La Jornada Semanal, 1 de octubre del 2000 
 
Rosa Nissán
 
Una carta desde la India
 
Existen dos especies de viajeros: los que parecieran dejarse habitar por  el nuevo territorio, mirar las cosas como si las inventaran; y aquellos viajeros epistolares que para acercarnos más las impresiones que les provocan los sitios extranjeros, buscan equipararlos con puntos conocidos. Al igual que los cronistas de Indias, Rosa Nissán aplica el segundo método a esta carta para ilustrar a su corresponsal. Así, la autora viaja a la India y se hospeda en un rumbo semejante a La Merced, el tráfago de Delhi se parece al del “estadio Azteca a reventar, un palpitar de almas sin tregua”, y ríe imaginando a las vacas sagradas (literalmente) pastando por avenida Juárez. A Rosa aún la esperan días de descubrimientos, a su corresponsal una lluvia de diminutivos y a nosotros unas ganas enormes de estar en sus zapatitos.
 
 

Prof. Juan Galván Paulín

Querido Paulín:

Respondiendo a tu: Pero cuéntame de la India, me pregunto: ¿qué puedo contarte? Que me animé a ir con Sarah porque era un viaje largamente esperado y al fin se presentaba la ocasión, pues era en plan económico. Que estuve un mes con Sarah y veinte días sola. Y fueron dos viajes distintos. Acompañada, fantástico, interesante, protegida, pero después… fue otro viaje.

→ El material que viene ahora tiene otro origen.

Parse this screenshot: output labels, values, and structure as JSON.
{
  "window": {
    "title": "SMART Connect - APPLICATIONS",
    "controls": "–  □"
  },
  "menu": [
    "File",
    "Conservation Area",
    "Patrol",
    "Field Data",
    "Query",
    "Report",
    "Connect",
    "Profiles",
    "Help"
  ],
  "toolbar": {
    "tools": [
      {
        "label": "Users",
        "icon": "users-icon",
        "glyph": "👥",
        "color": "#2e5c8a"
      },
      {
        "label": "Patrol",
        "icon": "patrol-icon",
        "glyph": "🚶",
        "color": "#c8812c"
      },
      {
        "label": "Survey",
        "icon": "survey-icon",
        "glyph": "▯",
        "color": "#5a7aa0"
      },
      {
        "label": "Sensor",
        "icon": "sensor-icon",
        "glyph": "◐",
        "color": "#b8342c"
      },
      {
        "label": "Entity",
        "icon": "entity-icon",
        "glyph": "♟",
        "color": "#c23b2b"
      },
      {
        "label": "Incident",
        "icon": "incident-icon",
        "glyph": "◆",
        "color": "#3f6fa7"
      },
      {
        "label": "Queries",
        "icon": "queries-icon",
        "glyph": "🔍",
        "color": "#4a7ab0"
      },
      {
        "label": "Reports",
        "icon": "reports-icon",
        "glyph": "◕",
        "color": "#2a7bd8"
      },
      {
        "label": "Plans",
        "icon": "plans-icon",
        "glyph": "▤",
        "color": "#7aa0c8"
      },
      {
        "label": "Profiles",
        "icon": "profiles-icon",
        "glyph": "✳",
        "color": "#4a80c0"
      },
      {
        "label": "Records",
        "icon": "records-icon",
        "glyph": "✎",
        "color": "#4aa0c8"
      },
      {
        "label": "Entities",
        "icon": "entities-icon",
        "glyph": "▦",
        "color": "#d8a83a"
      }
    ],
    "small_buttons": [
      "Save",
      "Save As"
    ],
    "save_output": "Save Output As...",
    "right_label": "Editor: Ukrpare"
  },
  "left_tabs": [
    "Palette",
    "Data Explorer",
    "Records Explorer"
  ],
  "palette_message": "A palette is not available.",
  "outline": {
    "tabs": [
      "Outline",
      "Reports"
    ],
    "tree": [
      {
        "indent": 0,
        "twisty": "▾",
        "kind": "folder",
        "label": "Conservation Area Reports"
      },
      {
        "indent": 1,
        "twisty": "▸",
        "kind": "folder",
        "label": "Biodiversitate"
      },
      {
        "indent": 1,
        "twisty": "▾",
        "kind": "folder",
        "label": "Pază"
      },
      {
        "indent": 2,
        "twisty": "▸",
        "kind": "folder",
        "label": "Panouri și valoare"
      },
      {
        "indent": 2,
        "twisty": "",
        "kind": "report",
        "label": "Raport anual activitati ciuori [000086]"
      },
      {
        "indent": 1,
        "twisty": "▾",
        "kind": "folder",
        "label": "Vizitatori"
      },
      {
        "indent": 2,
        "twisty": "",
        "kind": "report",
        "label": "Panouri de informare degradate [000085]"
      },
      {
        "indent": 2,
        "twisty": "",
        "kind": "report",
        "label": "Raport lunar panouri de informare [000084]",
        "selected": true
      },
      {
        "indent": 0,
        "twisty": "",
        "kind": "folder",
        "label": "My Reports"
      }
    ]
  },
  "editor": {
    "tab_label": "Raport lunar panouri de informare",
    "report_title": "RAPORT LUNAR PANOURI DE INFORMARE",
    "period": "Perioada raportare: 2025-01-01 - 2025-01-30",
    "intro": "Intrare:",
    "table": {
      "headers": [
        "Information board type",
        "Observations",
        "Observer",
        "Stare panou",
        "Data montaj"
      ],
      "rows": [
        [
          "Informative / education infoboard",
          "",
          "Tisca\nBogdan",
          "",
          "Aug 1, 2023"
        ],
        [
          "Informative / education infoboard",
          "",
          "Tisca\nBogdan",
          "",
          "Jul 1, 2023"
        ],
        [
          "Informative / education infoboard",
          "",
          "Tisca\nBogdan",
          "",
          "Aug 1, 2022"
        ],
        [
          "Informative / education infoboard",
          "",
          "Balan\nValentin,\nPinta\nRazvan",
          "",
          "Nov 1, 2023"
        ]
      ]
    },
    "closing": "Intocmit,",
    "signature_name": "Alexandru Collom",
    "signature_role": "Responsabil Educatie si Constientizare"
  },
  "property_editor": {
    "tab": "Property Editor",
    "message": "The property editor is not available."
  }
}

¿Y por qué te quedaste sin ella, si no querías?

Desde México tenía planeado que si me atrevía, me quedaría cuando ella se fuera; como viajé sola a Israel, y también era por primera vez, se me hizo fácil, pero ni de relajo fue lo mismo. Cuando me quedé sin ella en la India, no tuve fuerzas ni valor para hacer el trayecto para ir a cualquier ashram como era mi ilusión, sabía ya a lo que podía enfrentarme en los trenes, si no, me hubiera trepado a uno como “el Borras”. Partamos del hecho de que en México somos cien millones y por esos lares son mil… sí, mil millones, y eso cambia todo. Durante el mes con Sarah tendría tiempo para decidir si quería quedarme o no.

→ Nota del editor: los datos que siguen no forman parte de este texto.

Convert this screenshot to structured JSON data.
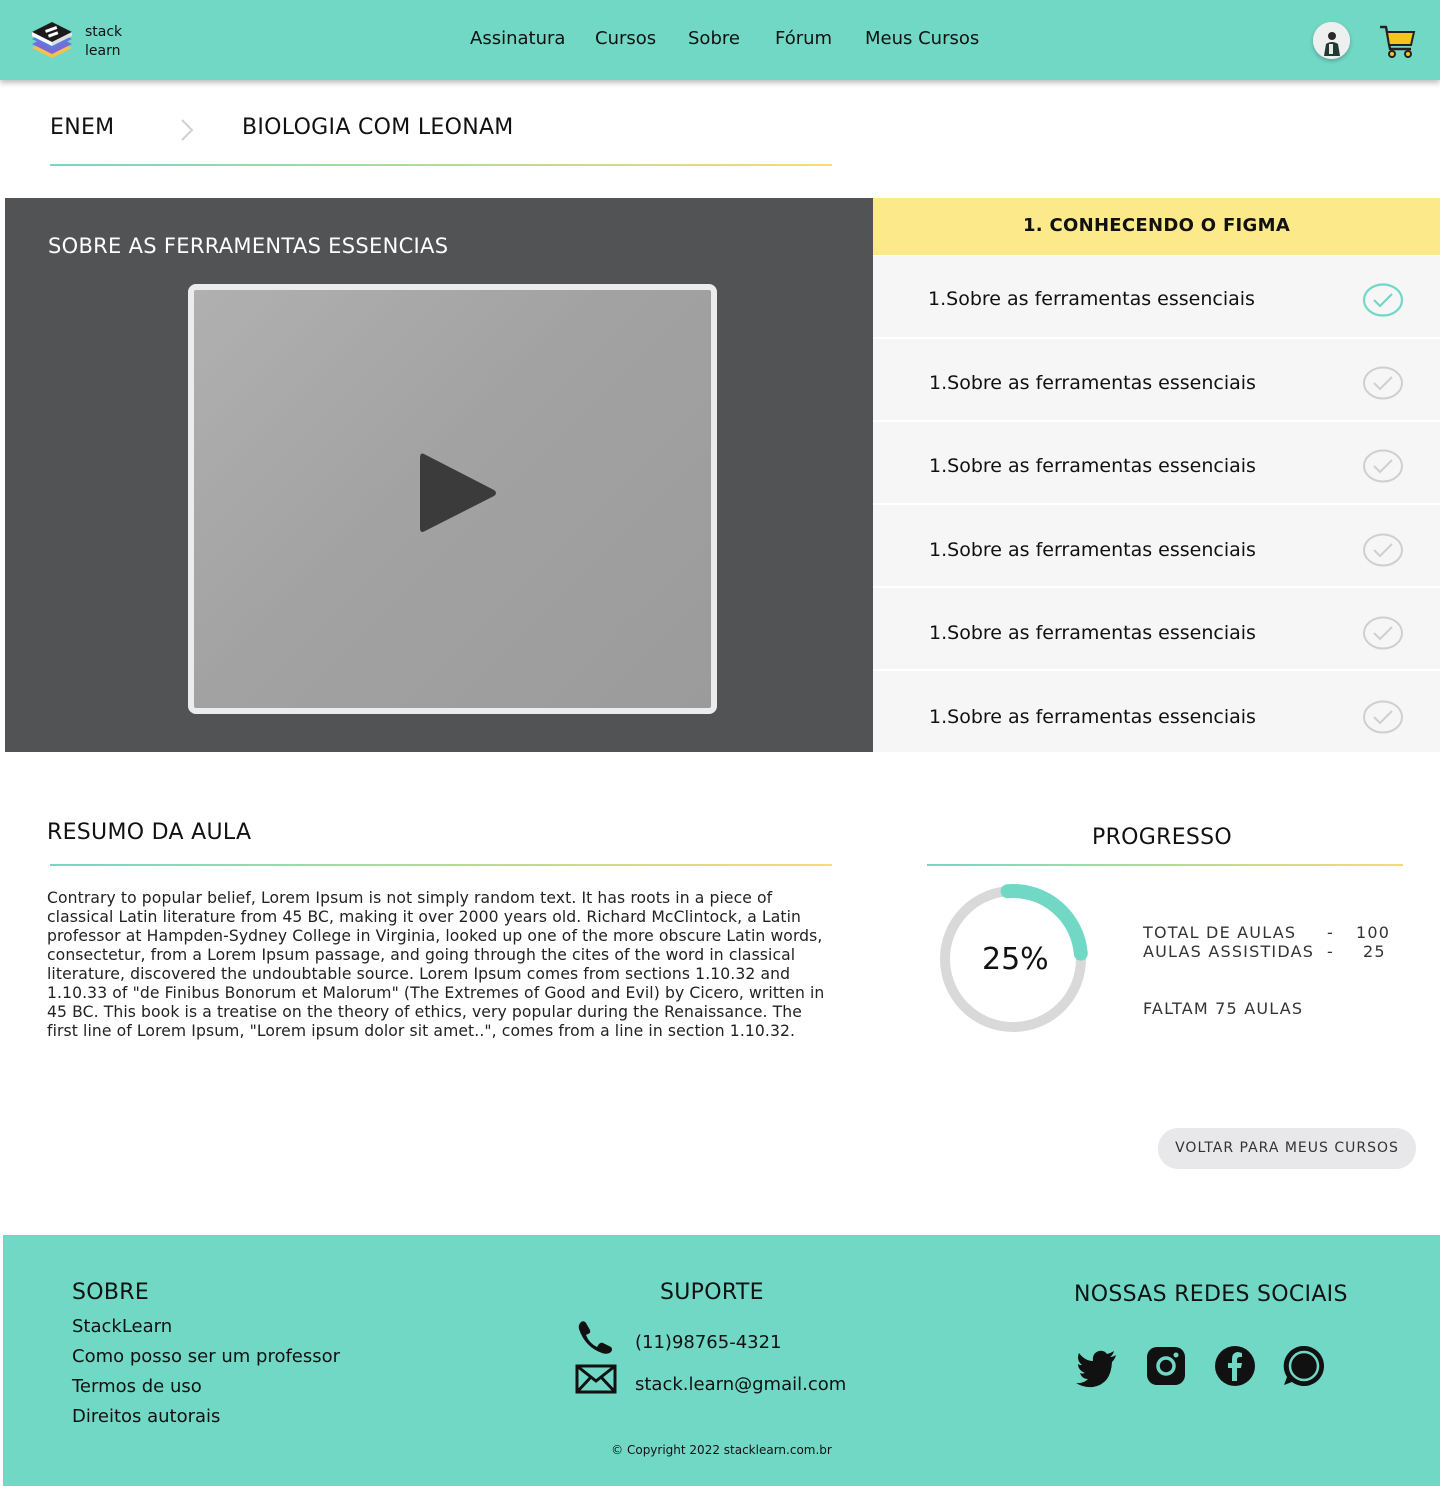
{
  "header": {
    "logo_line1": "stack",
    "logo_line2": "learn",
    "nav": [
      "Assinatura",
      "Cursos",
      "Sobre",
      "Fórum",
      "Meus Cursos"
    ],
    "brand_color": "#72d8c6",
    "cart_color": "#f5c518"
  },
  "breadcrumb": {
    "root": "ENEM",
    "current": "BIOLOGIA COM LEONAM"
  },
  "player": {
    "title": "SOBRE AS FERRAMENTAS ESSENCIAS"
  },
  "module": {
    "title": "1. CONHECENDO O FIGMA",
    "color": "#fbe98a",
    "lessons": [
      {
        "label": "1.Sobre as ferramentas essenciais",
        "completed": true
      },
      {
        "label": "1.Sobre as ferramentas essenciais",
        "completed": false
      },
      {
        "label": "1.Sobre as ferramentas essenciais",
        "completed": false
      },
      {
        "label": "1.Sobre as ferramentas essenciais",
        "completed": false
      },
      {
        "label": "1.Sobre as ferramentas essenciais",
        "completed": false
      },
      {
        "label": "1.Sobre as ferramentas essenciais",
        "completed": false
      }
    ]
  },
  "summary": {
    "title": "RESUMO DA AULA",
    "text": "Contrary to popular belief, Lorem Ipsum is not simply random text. It has roots in a piece of classical Latin literature from 45 BC, making it over 2000 years old. Richard McClintock, a Latin professor at Hampden-Sydney College in Virginia, looked up one of the more obscure Latin words, consectetur, from a Lorem Ipsum passage, and going through the cites of the word in classical literature, discovered the undoubtable source. Lorem Ipsum comes from sections 1.10.32 and 1.10.33 of \"de Finibus Bonorum et Malorum\" (The Extremes of Good and Evil) by Cicero, written in 45 BC. This book is a treatise on the theory of ethics, very popular during the Renaissance. The first line of Lorem Ipsum, \"Lorem ipsum dolor sit amet..\", comes from a line in section 1.10.32."
  },
  "progress": {
    "title": "PROGRESSO",
    "percent_label": "25%",
    "fraction": 0.25,
    "total_label": "TOTAL DE AULAS",
    "total_value": "100",
    "watched_label": "AULAS ASSISTIDAS",
    "watched_value": "25",
    "dash": "-",
    "remaining_label": "FALTAM  75 AULAS",
    "back_button": "VOLTAR PARA MEUS CURSOS"
  },
  "footer": {
    "about_title": "SOBRE",
    "about_links": [
      "StackLearn",
      "Como posso ser um professor",
      "Termos de uso",
      "Direitos autorais"
    ],
    "support_title": "SUPORTE",
    "phone": "(11)98765-4321",
    "email": "stack.learn@gmail.com",
    "social_title": "NOSSAS REDES SOCIAIS",
    "social_icons": [
      "twitter-icon",
      "instagram-icon",
      "facebook-icon",
      "whatsapp-icon"
    ],
    "copyright": "© Copyright 2022 stacklearn.com.br"
  }
}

Llegué a Delhi a medianoche y qué alivio corroborar que, efectivamente, Sarah y sus ojos almendrados fueron a recibirme. Con la eficiencia que la caracteriza me subió, a esas horas, en un camión de línea que nos dejó a unas cuadras del hotel, después un rickshow nos metió por callejuelas angostas para dejarnos en la puerta. “Traigo la dirección y el teléfono de la embajada de México –le dije–, quiero ver si hay modo de dejar encargado algo de dinero y mi pasaporte, me angustia la idea de cuidarlos día y noche, quiero obsequiarle al embajador mi libro, que me conozca, quiero estar localizable.” “Está lejos, Goza, tenemos muchas cosas que haceg”, argumentó. En la entrada del hotel un hombre con el dorso desnudo dormía en una cama al aire libre. Sarah le dijo con gusto: “¡Ya llegó mi amiga!” y la seguí a nuestro cuarto.

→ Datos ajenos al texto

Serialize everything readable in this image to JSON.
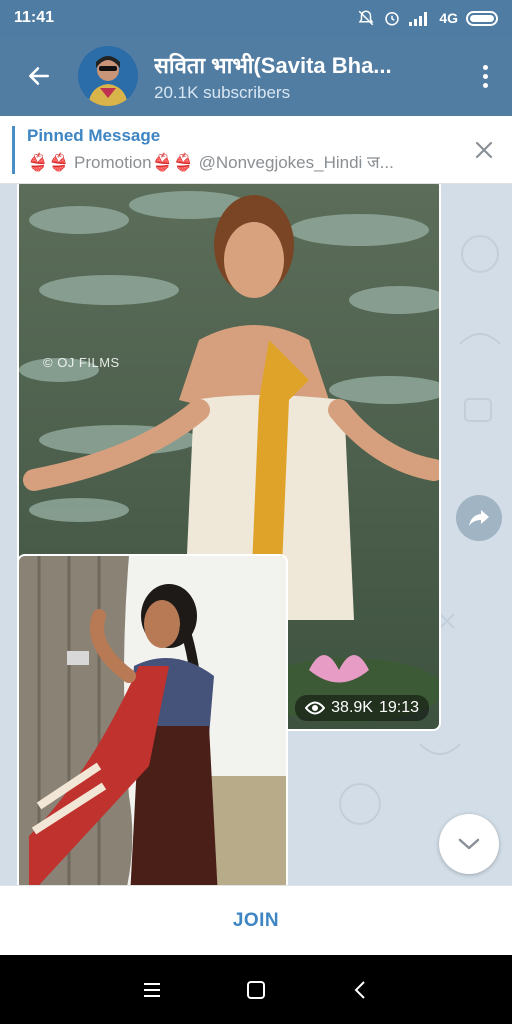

Eran las dos de la madrugada cuando subí los tres pisos del Hotel Navrang cargando mi equipaje. Apenas amaneció me llevaron una cubeta de agua caliente para bañarme. Cuando Sarah se dio cuenta de que su presencia me inhibía gritó: “¡Goza, déjate de vergüenzas inútiles! Échate los jicagazos, mézclala con fría, no te vayas a quemag”. Vergüenzas inútiles, cierto, que han quitado libertad a mi cuerpo.

Luego me pasé al cuarto de Silvia, una casi amiga de Sarah con la que compartía el viaje. Llegó unas horas antes que yo, sólo que de Argentina; se suponía que seríamos tres a las que Sarah guiaría, la otra nunca llegó.

Llegamos unas horas antes de los festejos por la entrada de la primavera. Así que con las ganas de conocer ese mundo tan ansiado, el segundo día nos recomendaron mejor quedarnos encerradas oyendo nada más el griterío del barrio de Mein Bazar, el vegetable market. Un mercado, la zona de nuestro hotel; dijeron que en la tardecita podríamos salir pues los chavos de la onda hindú ya no nos echarían globos con agua pintada como ayer, que la fiesta estaba apenas por comenzar. Paulín, si te quieres imaginar el equivalente de la zona donde vivíamos con algún lugar de México, es La Merced, ahí se hospedan los que no van al Hilton, o sea, la mayor parte del turismo.

Me quedé tirada en la cama hasta las tres de la tarde; en el entresueño escuchaba la calle. Qué espectáculo, si tan sólo dejáramos una cámara de video sobre un tripié, sería suficiente. Desde mi cama sentía el mismo bullicio que hay en el estadio Azteca a reventar, un palpitar de almas sin tregua. Cuánto movimiento. Imaginaba el tráfico tan peculiar –todo sucede simultáneamente–, cuidaba que una bicicleta no me llevara los dedos de los pies cuando otra me pasaba por atrás, por la derecha, por la izquierda, de frente; y vacas, que en un principio creí sin dueño, y qué risa desde mis cobijas, con los ojos cerrados, imaginar a alguna muy quitada de la pena en avenida Juárez. Aparecen, se siguen de frente, tan a sus anchas. Ganas tenía de bajar tan sólo para ver a las mujeres con sus velos, joyas, brazaletes en la mano y en los tobillos, los ojos de los niños, que delineados en negro acentuaban su belleza. Después supe que es para protegerlos del mal de ojo. Un día antes me aventaron un globo con agua roja, no cabe duda de que los echan sobre quien sea y por más que lavé mi blusa quedó manchada, y el pelo, y la cara; los turistas regresaban al hotel todos colorados por la turbulencia de la zona, esos días así son, no responden chipote con sangre, sea chico o sea turista, se divierten hartito. Motocicletas van y vienen, así como meten el acelerador, se pegan a desaforadas bocinas. Transitan al revés, como en Londres; si estás concentrado en cuidarte la libras, pero si se te ocurre andar papaloteando o buscando fotos o tratas de cruzarte en automático, la calaca India te lleva. No hay banqueta, circulamos en la misma acera coches, carretas, bicicletas, triciclos motorizados y de pedales, vacas.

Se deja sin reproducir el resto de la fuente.